Tendo isso em vista, fica mais fácil percebermos porque a abordagem matemática do acaso, do azar e do risco só iniciou há pouco mais de 500 anos. A disciplina que assim foi construída, a Teoria das Probabilidades, nasceu , mais precisamente falando, das tentativas de quantificação dos riscos dos seguros e de avaliar as chances de se ganhar em jogos de azar.
OS JOGOS DE AZAR
Surgimento dos jogos de azar

Os jogos de azar são, provavelmente, tão velhos quanto a Humanidade: temos provas arqueológicas da prática do jogo do osso há 40 000 anos. Ademais, jogava-se e joga-se praticamente pelo mundo inteiro, sendo raras as sociedades que não o faziam ( polinésios, siberianos, e algumas outras ). Historicamente, os jogos mais praticados foram o do osso ( conhecido pelo mundo inteiro ) e o de dados ( surgiu na India e Mesopotamia c. 3 000 AC, como evolução do jogo do osso, e daí se difundiu para o mundo grego, romano e cristão ).É também importante lembrar que antigamente jogava-se em apostas bem como para prever o futuro, decidir disputas, dividir heranças, etc.
As mais antigas matematizações de jogos de azar

Resumem-se na mera enumeração das possibilidades de se obter um dado resultado no jogo, não havendo preocupação probabilista explícita.

Curiosamente, o mais antigo desses registros ocorre num contexto nada profano: c. 950 dC um bispo belga, Wibold, inventou um jogo religioso que, a cada um dos 56 possíveis resultados do lance de 3 dados, atribuia uma penitência ou a prática de uma virtude correspondente. Em várias obras literárias medievais ( inclusive na Divina Comédia de Dante ) encontramos enumeração das possibilidades de se obter o resultado 2, 3,…,12 ao jogar dois dados, idem de se obter 3,4,…,18 ao jogar três dados, etc.

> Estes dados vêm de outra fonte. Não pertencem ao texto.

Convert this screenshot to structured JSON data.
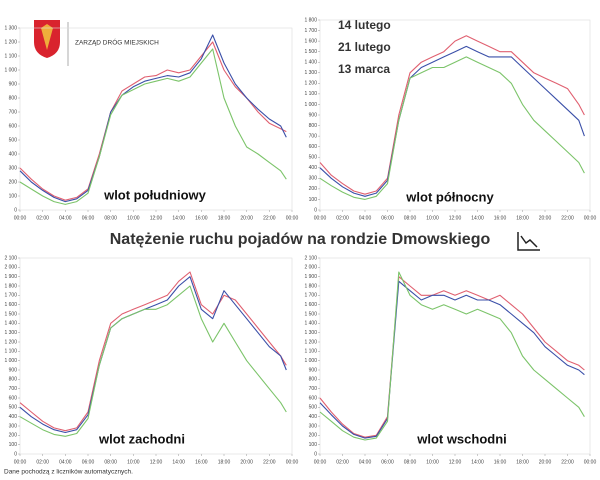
{
  "logo_text": "ZARZĄD DRÓG MIEJSKICH",
  "title": "Natężenie ruchu pojadów na rondzie Dmowskiego",
  "footnote": "Dane pochodzą z liczników automatycznych.",
  "chart_data": [
    {
      "type": "line",
      "annotation": "wlot południowy",
      "x": [
        0,
        1,
        2,
        3,
        4,
        5,
        6,
        7,
        8,
        9,
        10,
        11,
        12,
        13,
        14,
        15,
        16,
        17,
        18,
        19,
        20,
        21,
        22,
        23,
        23.5
      ],
      "xlim": [
        0,
        24
      ],
      "xticks": [
        {
          "value": 0,
          "label": "00:00"
        },
        {
          "value": 2,
          "label": "02:00"
        },
        {
          "value": 4,
          "label": "04:00"
        },
        {
          "value": 6,
          "label": "06:00"
        },
        {
          "value": 8,
          "label": "08:00"
        },
        {
          "value": 10,
          "label": "10:00"
        },
        {
          "value": 12,
          "label": "12:00"
        },
        {
          "value": 14,
          "label": "14:00"
        },
        {
          "value": 16,
          "label": "16:00"
        },
        {
          "value": 18,
          "label": "18:00"
        },
        {
          "value": 20,
          "label": "20:00"
        },
        {
          "value": 22,
          "label": "22:00"
        },
        {
          "value": 24,
          "label": "00:00"
        }
      ],
      "ylim": [
        0,
        1300
      ],
      "yticks": [
        0,
        100,
        200,
        300,
        400,
        500,
        600,
        700,
        800,
        900,
        {
          "value": 1000,
          "label": "1 000"
        },
        {
          "value": 1100,
          "label": "1 100"
        },
        {
          "value": 1200,
          "label": "1 200"
        },
        {
          "value": 1300,
          "label": "1 300"
        }
      ],
      "series": [
        {
          "color": "#e06070",
          "values": [
            300,
            220,
            150,
            100,
            70,
            90,
            150,
            400,
            700,
            850,
            900,
            950,
            960,
            1000,
            980,
            1000,
            1100,
            1200,
            1000,
            880,
            800,
            700,
            620,
            580,
            560
          ]
        },
        {
          "color": "#3a4fa8",
          "values": [
            280,
            200,
            140,
            90,
            60,
            80,
            140,
            380,
            700,
            820,
            880,
            920,
            940,
            960,
            950,
            980,
            1080,
            1250,
            1050,
            900,
            800,
            720,
            650,
            600,
            520
          ]
        },
        {
          "color": "#7cc46a",
          "values": [
            200,
            150,
            100,
            60,
            40,
            60,
            120,
            380,
            680,
            820,
            860,
            900,
            920,
            940,
            920,
            950,
            1050,
            1150,
            800,
            600,
            450,
            400,
            340,
            280,
            220
          ]
        }
      ]
    },
    {
      "type": "line",
      "annotation": "wlot północny",
      "x": [
        0,
        1,
        2,
        3,
        4,
        5,
        6,
        7,
        8,
        9,
        10,
        11,
        12,
        13,
        14,
        15,
        16,
        17,
        18,
        19,
        20,
        21,
        22,
        23,
        23.5
      ],
      "xlim": [
        0,
        24
      ],
      "xticks": [
        {
          "value": 0,
          "label": "00:00"
        },
        {
          "value": 2,
          "label": "02:00"
        },
        {
          "value": 4,
          "label": "04:00"
        },
        {
          "value": 6,
          "label": "06:00"
        },
        {
          "value": 8,
          "label": "08:00"
        },
        {
          "value": 10,
          "label": "10:00"
        },
        {
          "value": 12,
          "label": "12:00"
        },
        {
          "value": 14,
          "label": "14:00"
        },
        {
          "value": 16,
          "label": "16:00"
        },
        {
          "value": 18,
          "label": "18:00"
        },
        {
          "value": 20,
          "label": "20:00"
        },
        {
          "value": 22,
          "label": "22:00"
        },
        {
          "value": 24,
          "label": "00:00"
        }
      ],
      "ylim": [
        0,
        1800
      ],
      "yticks": [
        0,
        100,
        200,
        300,
        400,
        500,
        600,
        700,
        800,
        900,
        {
          "value": 1000,
          "label": "1 000"
        },
        {
          "value": 1100,
          "label": "1 100"
        },
        {
          "value": 1200,
          "label": "1 200"
        },
        {
          "value": 1300,
          "label": "1 300"
        },
        {
          "value": 1400,
          "label": "1 400"
        },
        {
          "value": 1500,
          "label": "1 500"
        },
        {
          "value": 1600,
          "label": "1 600"
        },
        {
          "value": 1700,
          "label": "1 700"
        },
        {
          "value": 1800,
          "label": "1 800"
        }
      ],
      "legend": "top-left",
      "series": [
        {
          "name": "14 lutego",
          "color": "#e06070",
          "values": [
            450,
            330,
            250,
            180,
            150,
            180,
            300,
            900,
            1300,
            1400,
            1450,
            1500,
            1600,
            1650,
            1600,
            1550,
            1500,
            1500,
            1400,
            1300,
            1250,
            1200,
            1150,
            1000,
            900
          ]
        },
        {
          "name": "21 lutego",
          "color": "#3a4fa8",
          "values": [
            400,
            300,
            220,
            160,
            130,
            160,
            280,
            850,
            1250,
            1350,
            1400,
            1450,
            1500,
            1550,
            1500,
            1450,
            1450,
            1450,
            1350,
            1250,
            1150,
            1050,
            950,
            850,
            700
          ]
        },
        {
          "name": "13 marca",
          "color": "#7cc46a",
          "values": [
            300,
            230,
            170,
            120,
            100,
            130,
            250,
            850,
            1250,
            1300,
            1350,
            1350,
            1400,
            1450,
            1400,
            1350,
            1300,
            1200,
            1000,
            850,
            750,
            650,
            550,
            450,
            350
          ]
        }
      ]
    },
    {
      "type": "line",
      "annotation": "wlot zachodni",
      "x": [
        0,
        1,
        2,
        3,
        4,
        5,
        6,
        7,
        8,
        9,
        10,
        11,
        12,
        13,
        14,
        15,
        16,
        17,
        18,
        19,
        20,
        21,
        22,
        23,
        23.5
      ],
      "xlim": [
        0,
        24
      ],
      "xticks": [
        {
          "value": 0,
          "label": "00:00"
        },
        {
          "value": 2,
          "label": "02:00"
        },
        {
          "value": 4,
          "label": "04:00"
        },
        {
          "value": 6,
          "label": "06:00"
        },
        {
          "value": 8,
          "label": "08:00"
        },
        {
          "value": 10,
          "label": "10:00"
        },
        {
          "value": 12,
          "label": "12:00"
        },
        {
          "value": 14,
          "label": "14:00"
        },
        {
          "value": 16,
          "label": "16:00"
        },
        {
          "value": 18,
          "label": "18:00"
        },
        {
          "value": 20,
          "label": "20:00"
        },
        {
          "value": 22,
          "label": "22:00"
        },
        {
          "value": 24,
          "label": "00:00"
        }
      ],
      "ylim": [
        0,
        2100
      ],
      "yticks": [
        0,
        100,
        200,
        300,
        400,
        500,
        600,
        700,
        800,
        900,
        {
          "value": 1000,
          "label": "1 000"
        },
        {
          "value": 1100,
          "label": "1 100"
        },
        {
          "value": 1200,
          "label": "1 200"
        },
        {
          "value": 1300,
          "label": "1 300"
        },
        {
          "value": 1400,
          "label": "1 400"
        },
        {
          "value": 1500,
          "label": "1 500"
        },
        {
          "value": 1600,
          "label": "1 600"
        },
        {
          "value": 1700,
          "label": "1 700"
        },
        {
          "value": 1800,
          "label": "1 800"
        },
        {
          "value": 1900,
          "label": "1 900"
        },
        {
          "value": 2000,
          "label": "2 000"
        },
        {
          "value": 2100,
          "label": "2 100"
        }
      ],
      "series": [
        {
          "color": "#e06070",
          "values": [
            550,
            450,
            350,
            280,
            250,
            280,
            450,
            1000,
            1400,
            1500,
            1550,
            1600,
            1650,
            1700,
            1850,
            1950,
            1600,
            1500,
            1700,
            1650,
            1500,
            1350,
            1200,
            1050,
            950
          ]
        },
        {
          "color": "#3a4fa8",
          "values": [
            500,
            400,
            320,
            260,
            230,
            260,
            420,
            950,
            1350,
            1450,
            1500,
            1550,
            1600,
            1650,
            1800,
            1900,
            1550,
            1450,
            1750,
            1600,
            1450,
            1300,
            1150,
            1050,
            900
          ]
        },
        {
          "color": "#7cc46a",
          "values": [
            400,
            330,
            260,
            210,
            190,
            220,
            380,
            950,
            1350,
            1450,
            1500,
            1550,
            1550,
            1600,
            1700,
            1800,
            1450,
            1200,
            1400,
            1200,
            1000,
            850,
            700,
            550,
            450
          ]
        }
      ]
    },
    {
      "type": "line",
      "annotation": "wlot wschodni",
      "x": [
        0,
        1,
        2,
        3,
        4,
        5,
        6,
        7,
        8,
        9,
        10,
        11,
        12,
        13,
        14,
        15,
        16,
        17,
        18,
        19,
        20,
        21,
        22,
        23,
        23.5
      ],
      "xlim": [
        0,
        24
      ],
      "xticks": [
        {
          "value": 0,
          "label": "00:00"
        },
        {
          "value": 2,
          "label": "02:00"
        },
        {
          "value": 4,
          "label": "04:00"
        },
        {
          "value": 6,
          "label": "06:00"
        },
        {
          "value": 8,
          "label": "08:00"
        },
        {
          "value": 10,
          "label": "10:00"
        },
        {
          "value": 12,
          "label": "12:00"
        },
        {
          "value": 14,
          "label": "14:00"
        },
        {
          "value": 16,
          "label": "16:00"
        },
        {
          "value": 18,
          "label": "18:00"
        },
        {
          "value": 20,
          "label": "20:00"
        },
        {
          "value": 22,
          "label": "22:00"
        },
        {
          "value": 24,
          "label": "00:00"
        }
      ],
      "ylim": [
        0,
        2100
      ],
      "yticks": [
        0,
        100,
        200,
        300,
        400,
        500,
        600,
        700,
        800,
        900,
        {
          "value": 1000,
          "label": "1 000"
        },
        {
          "value": 1100,
          "label": "1 100"
        },
        {
          "value": 1200,
          "label": "1 200"
        },
        {
          "value": 1300,
          "label": "1 300"
        },
        {
          "value": 1400,
          "label": "1 400"
        },
        {
          "value": 1500,
          "label": "1 500"
        },
        {
          "value": 1600,
          "label": "1 600"
        },
        {
          "value": 1700,
          "label": "1 700"
        },
        {
          "value": 1800,
          "label": "1 800"
        },
        {
          "value": 1900,
          "label": "1 900"
        },
        {
          "value": 2000,
          "label": "2 000"
        },
        {
          "value": 2100,
          "label": "2 100"
        }
      ],
      "series": [
        {
          "color": "#e06070",
          "values": [
            600,
            450,
            320,
            220,
            180,
            200,
            400,
            1900,
            1800,
            1700,
            1700,
            1750,
            1700,
            1750,
            1700,
            1650,
            1700,
            1600,
            1500,
            1350,
            1200,
            1100,
            1000,
            950,
            900
          ]
        },
        {
          "color": "#3a4fa8",
          "values": [
            550,
            420,
            300,
            210,
            170,
            190,
            380,
            1850,
            1750,
            1650,
            1700,
            1700,
            1650,
            1700,
            1650,
            1650,
            1600,
            1500,
            1400,
            1300,
            1150,
            1050,
            950,
            900,
            850
          ]
        },
        {
          "color": "#7cc46a",
          "values": [
            450,
            350,
            250,
            180,
            150,
            170,
            350,
            1950,
            1700,
            1600,
            1550,
            1600,
            1550,
            1500,
            1550,
            1500,
            1450,
            1300,
            1050,
            900,
            800,
            700,
            600,
            500,
            400
          ]
        }
      ]
    }
  ]
}
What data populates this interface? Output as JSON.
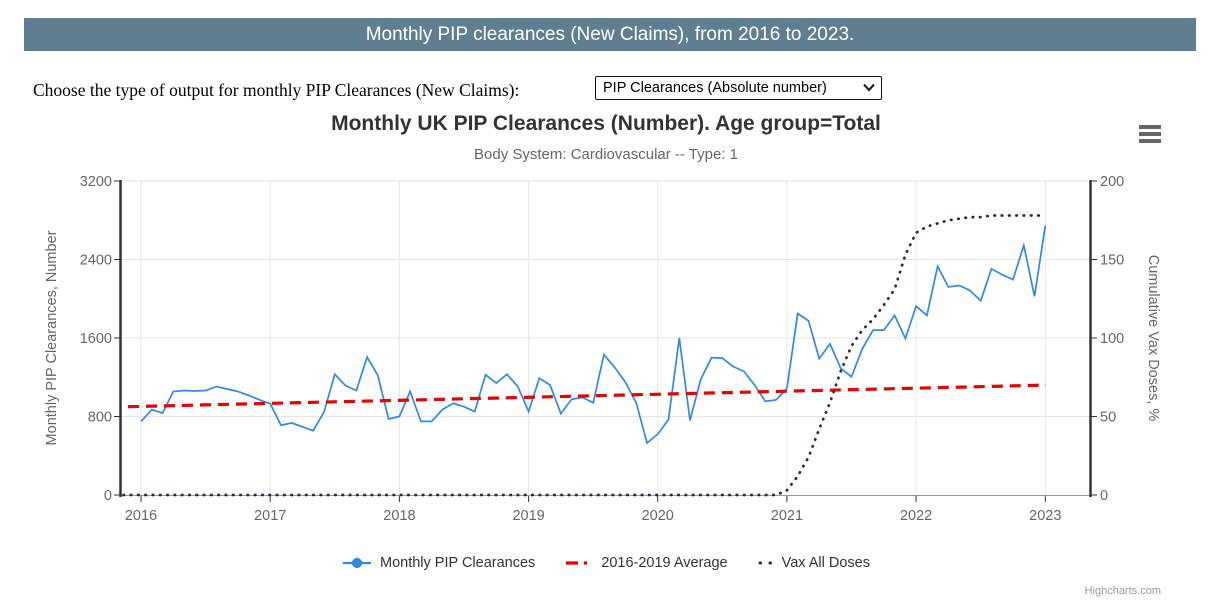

Os primeiros cálculos de probabilidades em jogos de azar

Os italianos quinhentistas foram os primeiros a fazerem cálculos probabilísticos. Precisando comparar frequências de ocorrências e estimar ganhos em jogos de azar, eles foram além da mera enumeração de possibilidades. Contudo, limitaram-se a resolver problemas concretos, ainda não havia produção de teoremas.

Pacioli c. 1 500
em sua famosa Summa, estudou um problema que se tornou famoso como Problema dos Pontos: Dois jogadores disputavam um prêmio que seria dado a quem primeiro fizesse 6 pontos no jogo da balla. Quando o primeiro jogador tinha 5 pontos e o segundo tinha 3 pontos, foi preciso interromper o jogo. Como dividir o prêmio ?
Sua solução, corretamente, faz uma divisão proporcional à probabilidade de vitória de cada jogador. Assim foi introduzida, de modo bastante intuitivo, a noção de esperança matemática, ou seja o produto do ganho eventual pela probabilidade desse ganho.
Cardano 1 526
escreveu um pequeno Manual de Jogos de Azar ( Liber de Ludo Aleae ) onde resolveu vários problemas de enumeração e retomou os problemas abordados por Pacioli.

Não seria exagerado dizermos que Cardano é o iniciador do estudo MATEMÁTICO das probabilidades. Com efeito, Cardano foi o primeiro a introduzir técnicas de Combinatória para calcular a quantidade de possibilidades favoráveis num evento aleatório e, assim, poder calcular a probabilidade de ocorrência do evento como a razão entre a quantidade de possibilidades favoráveis e a quantidade total de possibilidades associadas ao evento. Limitou-se, contudo, a resolver problemas concretos ( ou seja: problemas com dados estritamente numéricos ). Ademais, não produziu teoremas.

Tartaglia 1 556
Resume-se a dedicar algumas páginas de seu livro General Trattato aos problemas de Pacioli.
Galileo c. 1 590
é autor de outro manual sobre jogos, o Considerações sobre o Jogo de Dados. Nos parece ter sido aí a primeira vez que se faz uma comparação explícita de frequências de ocorrência. Nesse livrinho, entre outras coisas, Galileo explica a um amigo porque , embora sejam 6 as somas que permitem fazermos 9 pontos ao jogarmos 3 dados e tambem 6 as que fazem 10 pontos, a experiência mostra que o 10 é mais comum de ocorrer do que o 9.